Le président de la formation de jugement a dispensé le rapporteur public, sur sa proposition, de prononcer des conclusions à l'audience.
Les parties ont été régulièrement averties du jour de l'audience.
Le rapport de Mme Christelle Brouard-Lucas a été entendu au cours de l'audience publique.
Une note en délibéré présentée par la préfète de la Creuse a été enregistrée le 22 mai 2023.
Considérant ce qui suit :
1. Mme A... épouse B..., ressortissante congolaise née en 1981, est entrée en France le 5 décembre 2018 munie d'un visa C Schengen de court séjour et a fait la connaissance de M. B..., ressortissant français né en 1936, avec lequel elle s'est mariée le 28 janvier 2020. Elle a déposé, le 9 octobre 2021, une demande de titre de séjour " vie privée et familiale " en qualité de conjoint de français. La préfète de la Creuse a pris à son encontre un arrêté du 22 juillet 2021 portant refus de séjour, assortie d'une obligation de quitter le territoire français, lui faisant obligation de se présenter au commissariat deux fois par semaine et fixant le pays de destination. Saisi par Mme A..., le tribunal administratif de Limoges a annulé cet arrêté et a enjoint à la préfète de lui délivrer un titre de séjour par un jugement du 9 décembre 2021. Par un arrêté du 30 mars 2022, la préfète de la Creuse a refusé de lui délivrer un titre de séjour, l'a obligée à quitter le territoire français dans le délai de 30 jours, lui a fait obligation de se présenter au commissariat deux fois par semaine et a fixé le pays de destination. Mme A... fait appel du jugement du 20 octobre 2022 par lequel le tribunal administratif de Limoges a rejeté sa demande tendant à l'annulation de cet arrêté.
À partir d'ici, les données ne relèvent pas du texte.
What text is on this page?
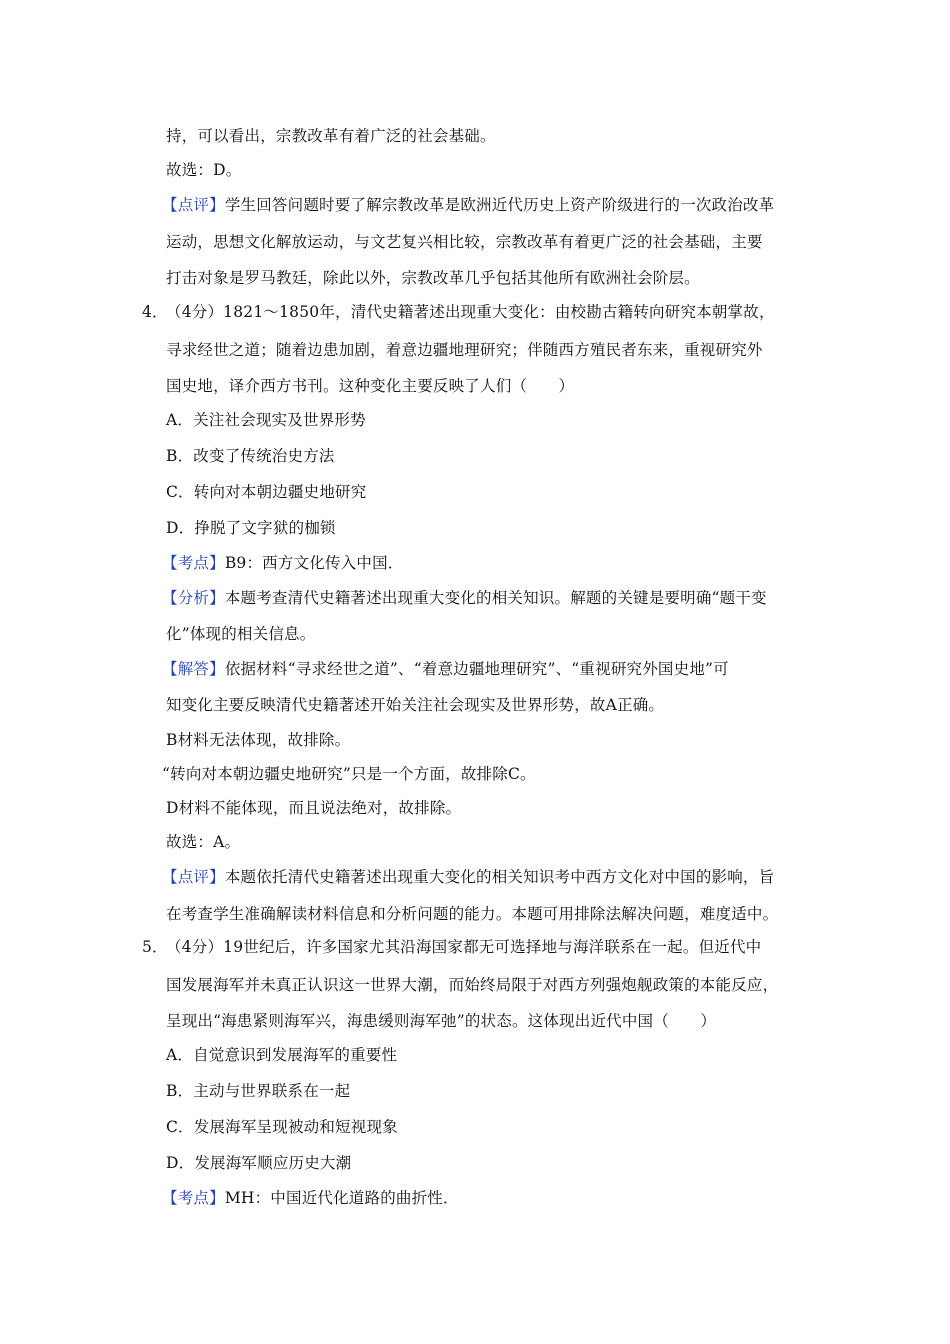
持，可以看出，宗教改革有着广泛的社会基础。
故选：D。
【点评】学生回答问题时要了解宗教改革是欧洲近代历史上资产阶级进行的一次政治改革
运动，思想文化解放运动，与文艺复兴相比较，宗教改革有着更广泛的社会基础，主要
打击对象是罗马教廷，除此以外，宗教改革几乎包括其他所有欧洲社会阶层。
4．（4分）1821～1850年，清代史籍著述出现重大变化：由校勘古籍转向研究本朝掌故，
寻求经世之道；随着边患加剧，着意边疆地理研究；伴随西方殖民者东来，重视研究外
国史地，译介西方书刊。这种变化主要反映了人们（　　）
A．关注社会现实及世界形势
B．改变了传统治史方法
C．转向对本朝边疆史地研究
D．挣脱了文字狱的枷锁
【考点】B9：西方文化传入中国．
【分析】本题考查清代史籍著述出现重大变化的相关知识。解题的关键是要明确“题干变
化”体现的相关信息。
【解答】依据材料“寻求经世之道”、“着意边疆地理研究”、“重视研究外国史地”可
知变化主要反映清代史籍著述开始关注社会现实及世界形势，故A正确。
B材料无法体现，故排除。
“转向对本朝边疆史地研究”只是一个方面，故排除C。
D材料不能体现，而且说法绝对，故排除。
故选：A。
【点评】本题依托清代史籍著述出现重大变化的相关知识考中西方文化对中国的影响，旨
在考查学生准确解读材料信息和分析问题的能力。本题可用排除法解决问题，难度适中。
5．（4分）19世纪后，许多国家尤其沿海国家都无可选择地与海洋联系在一起。但近代中
国发展海军并未真正认识这一世界大潮，而始终局限于对西方列强炮舰政策的本能反应，
呈现出“海患紧则海军兴，海患缓则海军弛”的状态。这体现出近代中国（　　）
A．自觉意识到发展海军的重要性
B．主动与世界联系在一起
C．发展海军呈现被动和短视现象
D．发展海军顺应历史大潮
【考点】MH：中国近代化道路的曲折性．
2. Aux termes de l'article L. 423-5 du code de l'entrée et du séjour des étrangers et du droit d'asile : " La rupture de la vie commune n'est pas opposable lorsqu'elle est imputable à des violences familiales ou conjugales (..). En cas de rupture de la vie commune imputable à des violences familiales ou conjugales subies après l'arrivée en France du conjoint étranger, mais avant la première délivrance de la carte de séjour temporaire, le conjoint étranger se voit délivrer la carte de séjour prévue à l'article L. 423-1 sous réserve que les autres conditions de cet article soient remplies. ".
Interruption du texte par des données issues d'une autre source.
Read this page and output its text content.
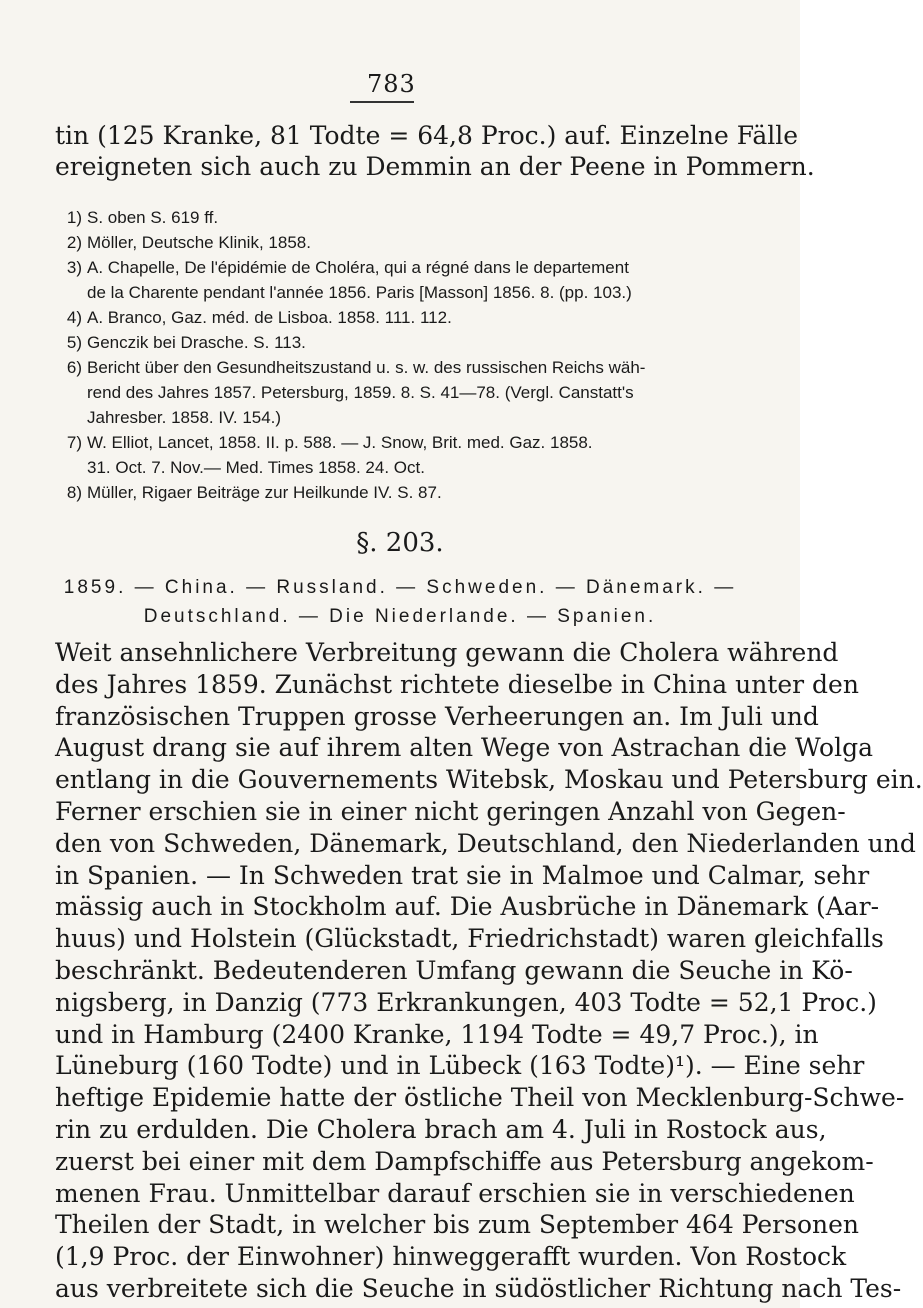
783
tin (125 Kranke, 81 Todte = 64,8 Proc.) auf. Einzelne Fälle
ereigneten sich auch zu Demmin an der Peene in Pommern.
1) S. oben S. 619 ff.
2) Möller, Deutsche Klinik, 1858.
3) A. Chapelle, De l'épidémie de Choléra, qui a régné dans le departement
de la Charente pendant l'année 1856. Paris [Masson] 1856. 8. (pp. 103.)
4) A. Branco, Gaz. méd. de Lisboa. 1858. 111. 112.
5) Genczik bei Drasche. S. 113.
6) Bericht über den Gesundheitszustand u. s. w. des russischen Reichs wäh-
rend des Jahres 1857. Petersburg, 1859. 8. S. 41—78. (Vergl. Canstatt's
Jahresber. 1858. IV. 154.)
7) W. Elliot, Lancet, 1858. II. p. 588. — J. Snow, Brit. med. Gaz. 1858.
31. Oct. 7. Nov.— Med. Times 1858. 24. Oct.
8) Müller, Rigaer Beiträge zur Heilkunde IV. S. 87.
§. 203.
1859. — China. — Russland. — Schweden. — Dänemark. —
Deutschland. — Die Niederlande. — Spanien.
Weit ansehnlichere Verbreitung gewann die Cholera während
des Jahres 1859. Zunächst richtete dieselbe in China unter den
französischen Truppen grosse Verheerungen an. Im Juli und
August drang sie auf ihrem alten Wege von Astrachan die Wolga
entlang in die Gouvernements Witebsk, Moskau und Petersburg ein.
Ferner erschien sie in einer nicht geringen Anzahl von Gegen-
den von Schweden, Dänemark, Deutschland, den Niederlanden und
in Spanien. — In Schweden trat sie in Malmoe und Calmar, sehr
mässig auch in Stockholm auf. Die Ausbrüche in Dänemark (Aar-
huus) und Holstein (Glückstadt, Friedrichstadt) waren gleichfalls
beschränkt. Bedeutenderen Umfang gewann die Seuche in Kö-
nigsberg, in Danzig (773 Erkrankungen, 403 Todte = 52,1 Proc.)
und in Hamburg (2400 Kranke, 1194 Todte = 49,7 Proc.), in
Lüneburg (160 Todte) und in Lübeck (163 Todte)¹). — Eine sehr
heftige Epidemie hatte der östliche Theil von Mecklenburg-Schwe-
rin zu erdulden. Die Cholera brach am 4. Juli in Rostock aus,
zuerst bei einer mit dem Dampfschiffe aus Petersburg angekom-
menen Frau. Unmittelbar darauf erschien sie in verschiedenen
Theilen der Stadt, in welcher bis zum September 464 Personen
(1,9 Proc. der Einwohner) hinweggerafft wurden. Von Rostock
aus verbreitete sich die Seuche in südöstlicher Richtung nach Tes-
3. Il ressort des pièces du dossier que la décision en litige est intervenue pour l'exécution du jugement du 9 décembre 2021 par lequel le tribunal administratif de Limoges a annulé l'arrêté de refus de titre de séjour de la préfète de la Creuse en date du 22 juillet 2021 et lui a enjoint de délivrer un titre de séjour vie privée et familiale d'une durée d'un an. Pour annuler cet arrêté, le jugement s'est fondé sur le fait que les éléments produits par Mme A..., notamment la plainte pour violences conjugales déposée le 15 janvier 2021 et les attestations de professionnels de santé et d'accompagnants sociaux permettaient d'établir qu'elle entrait dans la catégorie des personnes victimes de violences conjugales auxquelles la rupture de la vie commune avec leur conjoint français ne leur est pas imputable et qui sont en droit de bénéficier d'un renouvellement de leur titre de séjour et a retenu que cet arrêté avait été pris en méconnaissance de l'article L. 423-5 du code de l'entrée et du séjour des étrangers et du droit d'asile.
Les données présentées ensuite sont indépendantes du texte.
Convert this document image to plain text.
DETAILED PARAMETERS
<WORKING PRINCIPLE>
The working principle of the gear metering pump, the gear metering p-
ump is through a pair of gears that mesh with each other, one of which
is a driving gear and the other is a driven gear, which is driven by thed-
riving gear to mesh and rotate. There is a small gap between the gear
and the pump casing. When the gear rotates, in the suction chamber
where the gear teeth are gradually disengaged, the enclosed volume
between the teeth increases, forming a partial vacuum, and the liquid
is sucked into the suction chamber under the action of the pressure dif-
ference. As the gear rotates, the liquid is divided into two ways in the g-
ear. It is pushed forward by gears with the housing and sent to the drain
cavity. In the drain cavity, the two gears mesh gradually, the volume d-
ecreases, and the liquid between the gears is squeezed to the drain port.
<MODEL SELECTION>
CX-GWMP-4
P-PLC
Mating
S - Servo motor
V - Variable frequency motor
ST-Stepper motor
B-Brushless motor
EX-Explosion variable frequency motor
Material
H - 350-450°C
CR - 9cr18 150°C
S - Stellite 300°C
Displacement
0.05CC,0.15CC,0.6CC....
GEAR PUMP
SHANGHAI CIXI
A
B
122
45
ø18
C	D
4. Pour refuser de délivrer un titre de séjour en exécution de cette injonction, la préfète de la Creuse s'est fondée sur le fait que l'ordonnance d'orientation et sur mesures provisoires rendue par le tribunal de Guéret le 2 décembre 2021 démontrait que la procédure de divorce entre Mme A... et son époux a été initiée par ce dernier, et sur l'avis de classement sans suite du 16 août 2021 de la plainte déposée par l'intéressée contre son époux pour absence " de preuves suffisantes ", qui avait été communiqué à l'administration le 29 décembre 2021 par l'époux de Mme A... qui en avait lui-même reçu notification le 20 décembre précédent. Toutefois, alors qu'il ressort des pièces du dossier que la préfète s'était prévalu en défense dans son mémoire enregistré le 8 novembre 2021 de l'intervention de cet avis de classement sans suite, ces éléments ne peuvent être considéré comme des changements de circonstances de fait de nature à justifier la méconnaissance de l'obligation qui s'imposait alors à elle de respecter la chose jugée par le jugement du 9 décembre 2021, alors même que ce jugement était frappé d'appel à la date à laquelle a été pris l'arrêté du 30 mars 2022, et qu'il a été annulé ultérieurement par la cour administrative d'appel. Au demeurant, il était loisible à la préfète, qui contestait dans le cadre de cet appel l'appréciation portée par le tribunal, de préciser dans sa décision que cette délivrance n'était motivée que par le souci de se conformer au jugement d'annulation.
5. Il résulte de ce qui précède, et sans qu'il soit besoin d'examiner les autres moyens de la requête, ni qu'il y ait lieu de saisir le conseil d'Etat d'une demande d'avis sur le fondement de l'article L. 113-1 du code de justice administrative ou de surseoir à statuer dans l'attente des résultats du pourvoi en cassation contre l'arrêt de la cour administrative d'appel de Bordeaux du 9 juin 2022 annulant le jugement du 9 décembre 2021, que Mme A... est fondée à soutenir que c'est à tort que, par le jugement attaqué, le tribunal administratif de Limoges a rejeté sa demande.
6. Dans les circonstances de l'espèce, il y a lieu de mettre à la charge de l'État une somme de 1 200 euros au bénéfice de Me Pion au titre des dispositions combinées des articles L. 761-1 du code de justice administrative et 37 de la loi du 10 juillet 1991 relative à l'aide juridique.
DECIDE :
Article 1er : Le jugement du tribunal administratif de Limoges n° 2201038 du 20 octobre 2022 et l'arrêté du 30 mars 2022 de la préfète de la Creuse sont annulés.
Article 2 : L'État versera à Me Pion une somme de 1 200 euros au titre des articles L. 761-1 du code de justice administrative et 37 de la loi du 10 juillet 1991.
Article 3 : Le présent arrêt sera notifié à Mme C... A..., au ministre de l'intérieur et des outre-mer et à Me Pion.
Copie en sera adressée à la préfète de la Creuse.
Délibéré après l'audience du 17 mai 2023 à laquelle siégeaient :
Mme Christelle Brouard-Lucas, présidente
Mme Birsen Sarac-Deleigne, première conseillère,
Mme Charlotte Isoard, première conseillère.
Rendu public par mise à disposition au greffe, le 8 juin 2023.
La rapporteure,
Christelle Brouard-LucasL'assesseure la plus ancienne,
Birsen Sarac-Deleigne
La greffière,
Marion Azam Marche
La République mande et ordonne au ministre de l'intérieur et des outre-mer en ce qui le concerne ou à tous commissaires de justice à ce requis en ce qui concerne les voies de droit commun contre les parties privées, de pourvoir à l'exécution du présent arrêt.